J’ai un grand ami, rencontré au collège. En dehors de ses qualités, en dehors de « parce que c’était lui, parce que c’était moi », c’est une chance d’avoir un ami comme lui : il a une mémoire fantastique. Lorsqu’il me dit quelque chose du style « Tu te souviens de Machin qui avait une mère dans les services secrets… », je lâche parfois un « oui… » un peu évasif, alors que vraiment, j’ai du mal à retrouver la fiche. C’est un problème d’avoir une mémoire de poisson rouge, mais heureusement, il est là pour se rappeler de tout un tas de détails et anecdotes, avec les dates et les lieux. Alors que ce soit lui qui me parle de ce drôle d’article de Pierre Barthélémy sur l’implantation de souvenirs, c’est assez troublant. De quoi parle l’article de ce journaliste scientifique qui tient le blog passionnant « Passeur de sciences » sur la plateforme du quotidien Le Monde ? Eh bien, il raconte comment une équipe de chercheurs néerlandais a réussi à créer de faux souvenirs chez des soldats revenus d’Afghanistan…

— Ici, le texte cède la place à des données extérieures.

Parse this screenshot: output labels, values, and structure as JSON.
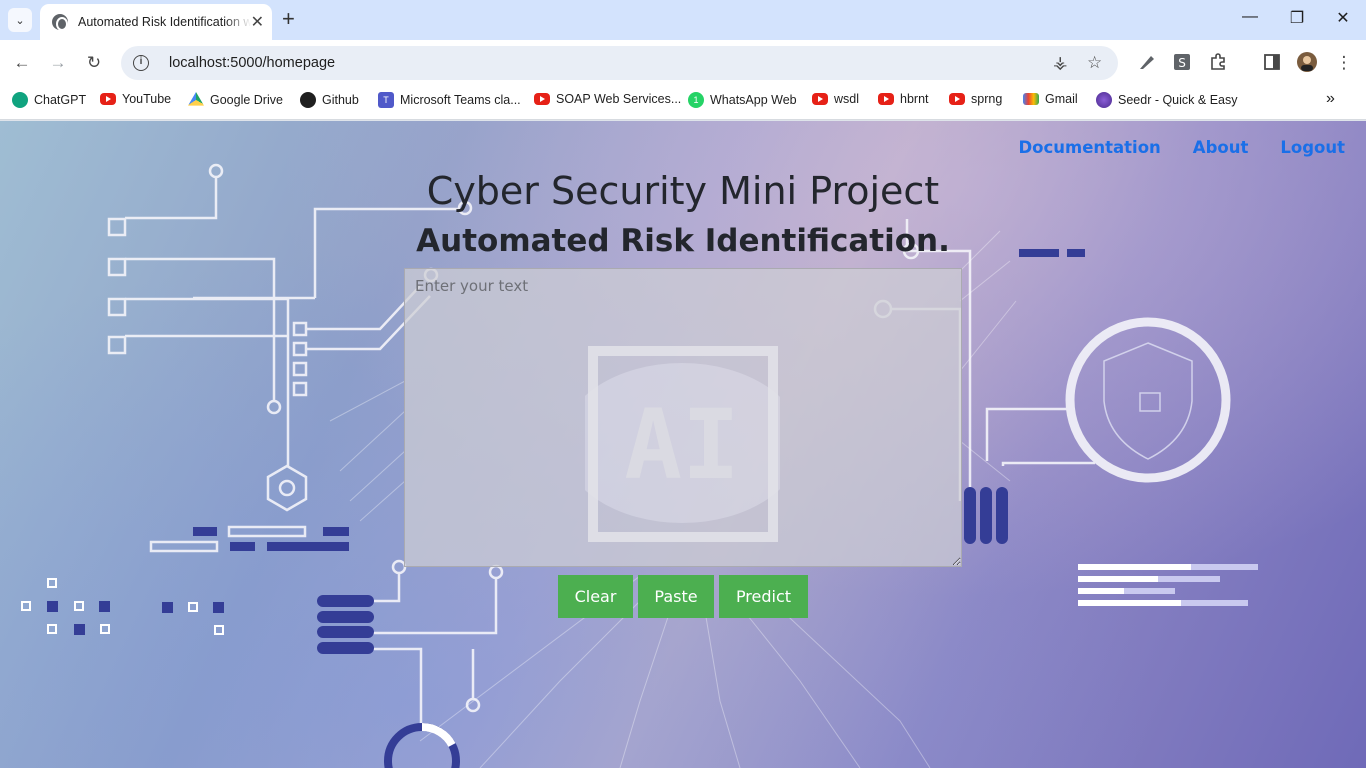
{
  "browser": {
    "tab_title": "Automated Risk Identification w",
    "url": "localhost:5000/homepage"
  },
  "bookmarks": [
    {
      "label": "ChatGPT",
      "icon": "chatgpt-icon"
    },
    {
      "label": "YouTube",
      "icon": "youtube-icon"
    },
    {
      "label": "Google Drive",
      "icon": "google-drive-icon"
    },
    {
      "label": "Github",
      "icon": "github-icon"
    },
    {
      "label": "Microsoft Teams cla...",
      "icon": "teams-icon"
    },
    {
      "label": "SOAP Web Services...",
      "icon": "youtube-icon"
    },
    {
      "label": "WhatsApp Web",
      "icon": "whatsapp-icon"
    },
    {
      "label": "wsdl",
      "icon": "youtube-icon"
    },
    {
      "label": "hbrnt",
      "icon": "youtube-icon"
    },
    {
      "label": "sprng",
      "icon": "youtube-icon"
    },
    {
      "label": "Gmail",
      "icon": "gmail-icon"
    },
    {
      "label": "Seedr - Quick & Easy",
      "icon": "seedr-icon"
    }
  ],
  "nav": {
    "documentation": "Documentation",
    "about": "About",
    "logout": "Logout"
  },
  "page": {
    "title": "Cyber Security Mini Project",
    "subtitle": "Automated Risk Identification.",
    "textarea_placeholder": "Enter your text",
    "ai_art_text": "AI"
  },
  "buttons": {
    "clear": "Clear",
    "paste": "Paste",
    "predict": "Predict"
  },
  "colors": {
    "accent_green": "#4caf50",
    "nav_link": "#1a6fe8"
  }
}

Au cours d’un « debriefing » censé évaluer le niveau de stress de ces militaires au retour de leur mission, les expérimentateurs leur glissaient une fausse information concernant un événement qui ne s’était pas produit : une attaque à la roquette lors de la St Sylvestre (oui pour les fêtes de fin d’année, c’est souvent « l’attaque de la dinde aux marrons »… mais bon). Personne ne s’en rappelait sur le moment et pour cause… Mais sept mois plus tard, 26 % de ces soldats assuraient avoir été présents lorsque cette attaque avait eu lieu. Apparemment, le faux souvenir s’était mieux implanté chez les soldats les plus stressés par leur mission afghane sept mois plus tôt ainsi que chez ceux qui avaient le moins bien réussi les tests cognitifs. Outre le fait que ces résultats confirment l’influence du stress et la malléabilité du cerveau déjà établie par les neurologues, la facilité avec laquelle le bobard s’est installé chez plus du quart de l’échantillon a laissé tout le staff un peu pensif… Du Total Recall après l’heure, Monsieur Philip K. Dick ?

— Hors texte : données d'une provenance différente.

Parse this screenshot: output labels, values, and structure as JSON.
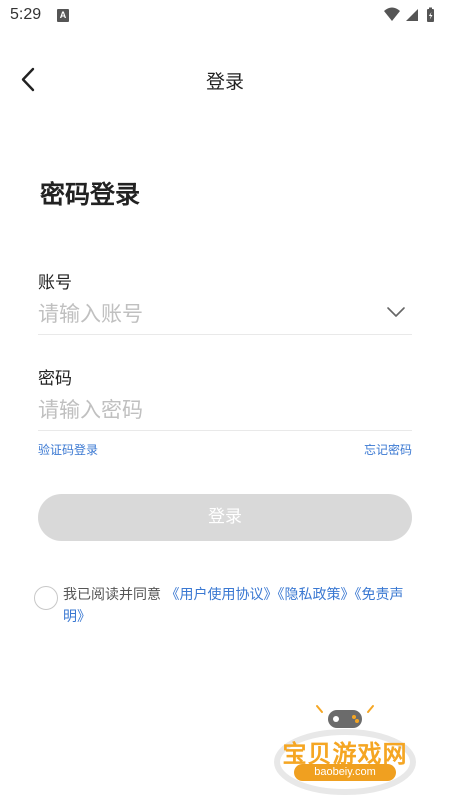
{
  "status_bar": {
    "time": "5:29",
    "badge": "A",
    "icons": [
      "wifi-icon",
      "signal-icon",
      "battery-icon"
    ]
  },
  "header": {
    "title": "登录",
    "back_icon": "chevron-left-icon"
  },
  "page_title": "密码登录",
  "account": {
    "label": "账号",
    "placeholder": "请输入账号",
    "value": "",
    "dropdown_icon": "chevron-down-icon"
  },
  "password": {
    "label": "密码",
    "placeholder": "请输入密码",
    "value": ""
  },
  "links": {
    "sms_login": "验证码登录",
    "forgot_password": "忘记密码"
  },
  "login_button": "登录",
  "agreement": {
    "checked": false,
    "prefix": "我已阅读并同意",
    "terms": "《用户使用协议》",
    "privacy": "《隐私政策》",
    "disclaimer": "《免责声明》"
  },
  "watermark": {
    "brand": "宝贝游戏网",
    "url": "baobeiy.com"
  },
  "colors": {
    "link": "#3a78d2",
    "button_disabled": "#d9d9d9",
    "placeholder": "#c0c0c0",
    "watermark": "#f5a623"
  }
}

Les souvenirs forment finalement une sorte de matière plastique qui se recompose sans cesse en fonction de notre réinterprétation. Nous trions pour continuer à avancer sans nous encombrer la caboche, nous noircissons pour éviter de retomber dans les mêmes panneaux, nous enjolivons pour chouchouter nos « madeleines de proust »… Mais au fait, est-ce que c’est vraiment arrivé… ou est-ce que j’ai imprimé ce qu’on m’a raconté sans vraiment le vivre ? Vertige… Les régimes totalitaires ont toujours été tentés de réécrire l’Histoire. Notre tyran cérébral à nous fait aussi sa cuisine.

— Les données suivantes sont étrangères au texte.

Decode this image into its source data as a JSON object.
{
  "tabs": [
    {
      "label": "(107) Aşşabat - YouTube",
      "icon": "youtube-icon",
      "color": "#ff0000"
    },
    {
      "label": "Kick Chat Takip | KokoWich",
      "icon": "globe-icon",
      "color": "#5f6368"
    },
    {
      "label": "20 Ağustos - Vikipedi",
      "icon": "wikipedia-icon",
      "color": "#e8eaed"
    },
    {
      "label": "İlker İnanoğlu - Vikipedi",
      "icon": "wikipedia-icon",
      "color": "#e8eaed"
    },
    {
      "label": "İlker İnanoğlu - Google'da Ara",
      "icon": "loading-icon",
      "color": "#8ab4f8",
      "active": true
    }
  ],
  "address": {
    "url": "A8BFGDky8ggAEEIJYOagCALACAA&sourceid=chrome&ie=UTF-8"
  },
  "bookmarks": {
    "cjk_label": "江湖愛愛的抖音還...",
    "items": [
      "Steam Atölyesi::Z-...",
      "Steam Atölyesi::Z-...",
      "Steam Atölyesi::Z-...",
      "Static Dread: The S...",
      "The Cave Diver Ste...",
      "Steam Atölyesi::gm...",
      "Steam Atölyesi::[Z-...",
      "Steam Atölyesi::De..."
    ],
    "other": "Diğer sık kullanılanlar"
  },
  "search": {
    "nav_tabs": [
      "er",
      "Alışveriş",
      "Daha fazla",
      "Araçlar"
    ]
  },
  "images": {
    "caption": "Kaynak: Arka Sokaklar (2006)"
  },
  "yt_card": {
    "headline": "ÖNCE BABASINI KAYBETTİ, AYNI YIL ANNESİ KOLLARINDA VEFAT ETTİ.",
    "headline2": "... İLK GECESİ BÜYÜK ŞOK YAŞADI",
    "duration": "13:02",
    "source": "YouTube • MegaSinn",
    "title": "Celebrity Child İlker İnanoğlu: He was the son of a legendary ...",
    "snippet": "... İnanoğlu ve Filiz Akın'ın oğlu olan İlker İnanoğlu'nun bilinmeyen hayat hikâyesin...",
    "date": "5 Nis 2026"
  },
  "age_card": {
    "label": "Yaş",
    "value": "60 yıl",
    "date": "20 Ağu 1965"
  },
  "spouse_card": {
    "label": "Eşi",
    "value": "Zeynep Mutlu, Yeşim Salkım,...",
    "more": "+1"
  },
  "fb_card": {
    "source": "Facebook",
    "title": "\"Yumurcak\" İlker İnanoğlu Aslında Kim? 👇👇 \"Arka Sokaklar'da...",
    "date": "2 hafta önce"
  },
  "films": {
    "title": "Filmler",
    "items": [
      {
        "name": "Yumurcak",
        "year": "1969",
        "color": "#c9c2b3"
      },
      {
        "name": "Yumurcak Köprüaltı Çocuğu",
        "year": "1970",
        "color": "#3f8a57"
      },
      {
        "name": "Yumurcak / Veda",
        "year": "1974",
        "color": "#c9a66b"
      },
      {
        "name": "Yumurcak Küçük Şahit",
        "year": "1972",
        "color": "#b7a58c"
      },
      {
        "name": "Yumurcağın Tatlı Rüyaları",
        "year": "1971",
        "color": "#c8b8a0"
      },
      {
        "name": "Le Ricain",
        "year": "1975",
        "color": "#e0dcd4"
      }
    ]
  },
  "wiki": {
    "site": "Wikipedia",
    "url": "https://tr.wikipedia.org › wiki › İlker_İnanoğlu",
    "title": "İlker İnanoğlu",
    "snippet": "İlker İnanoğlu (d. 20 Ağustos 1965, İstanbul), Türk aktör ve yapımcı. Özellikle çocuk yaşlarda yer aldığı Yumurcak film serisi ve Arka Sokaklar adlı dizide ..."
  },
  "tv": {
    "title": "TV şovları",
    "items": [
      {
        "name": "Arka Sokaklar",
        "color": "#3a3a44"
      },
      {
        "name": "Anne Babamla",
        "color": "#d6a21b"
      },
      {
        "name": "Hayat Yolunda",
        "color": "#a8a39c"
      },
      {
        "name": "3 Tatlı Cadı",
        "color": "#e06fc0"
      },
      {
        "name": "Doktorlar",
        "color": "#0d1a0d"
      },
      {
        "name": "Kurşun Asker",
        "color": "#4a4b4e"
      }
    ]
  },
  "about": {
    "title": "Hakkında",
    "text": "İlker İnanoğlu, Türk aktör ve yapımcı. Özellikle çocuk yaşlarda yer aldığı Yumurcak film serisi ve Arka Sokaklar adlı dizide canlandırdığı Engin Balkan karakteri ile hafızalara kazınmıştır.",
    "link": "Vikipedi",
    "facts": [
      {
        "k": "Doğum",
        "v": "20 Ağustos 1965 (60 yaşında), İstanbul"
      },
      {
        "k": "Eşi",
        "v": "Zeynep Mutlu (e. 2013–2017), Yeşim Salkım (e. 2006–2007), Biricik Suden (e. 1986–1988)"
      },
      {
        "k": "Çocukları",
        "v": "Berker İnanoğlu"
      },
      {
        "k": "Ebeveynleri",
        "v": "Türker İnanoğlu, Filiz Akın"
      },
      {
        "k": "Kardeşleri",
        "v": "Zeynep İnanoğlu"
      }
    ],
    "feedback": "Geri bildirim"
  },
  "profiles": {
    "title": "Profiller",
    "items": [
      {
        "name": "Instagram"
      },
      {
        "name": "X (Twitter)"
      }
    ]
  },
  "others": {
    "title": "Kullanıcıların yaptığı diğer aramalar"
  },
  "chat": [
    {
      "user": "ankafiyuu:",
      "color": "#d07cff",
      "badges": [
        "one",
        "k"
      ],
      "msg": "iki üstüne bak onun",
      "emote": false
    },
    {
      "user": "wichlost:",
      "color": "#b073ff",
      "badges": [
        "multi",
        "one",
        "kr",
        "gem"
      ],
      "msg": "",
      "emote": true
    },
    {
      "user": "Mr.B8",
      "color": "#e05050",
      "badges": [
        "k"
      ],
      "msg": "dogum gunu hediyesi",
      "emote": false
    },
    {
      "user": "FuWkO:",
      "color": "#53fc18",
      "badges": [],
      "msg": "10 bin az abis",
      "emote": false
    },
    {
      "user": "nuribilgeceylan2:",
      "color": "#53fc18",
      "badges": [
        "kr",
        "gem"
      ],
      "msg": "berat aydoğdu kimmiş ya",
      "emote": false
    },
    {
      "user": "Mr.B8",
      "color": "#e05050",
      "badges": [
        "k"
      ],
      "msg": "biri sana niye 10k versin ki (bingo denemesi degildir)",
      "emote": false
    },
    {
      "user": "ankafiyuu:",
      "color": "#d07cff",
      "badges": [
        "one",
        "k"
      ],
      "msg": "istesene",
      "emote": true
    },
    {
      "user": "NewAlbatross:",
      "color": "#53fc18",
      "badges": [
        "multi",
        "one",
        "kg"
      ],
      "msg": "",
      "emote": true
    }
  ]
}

Si mon ami, mon frère, se décidait à m’implanter un faux souvenir… je serais peut-être capable d’y croire encore plus facilement qu’un soldat néerlandais. Ça fiche la trouille, Monsieur Philip K.Dick…
Avant d’oublier, pensez à lire le récit plus détaillé de cette expérience : ICI
Vivement le disque dur pour graver ses souvenirs…
Parce que, pour l’instant, j’ai plutôt le disque mou !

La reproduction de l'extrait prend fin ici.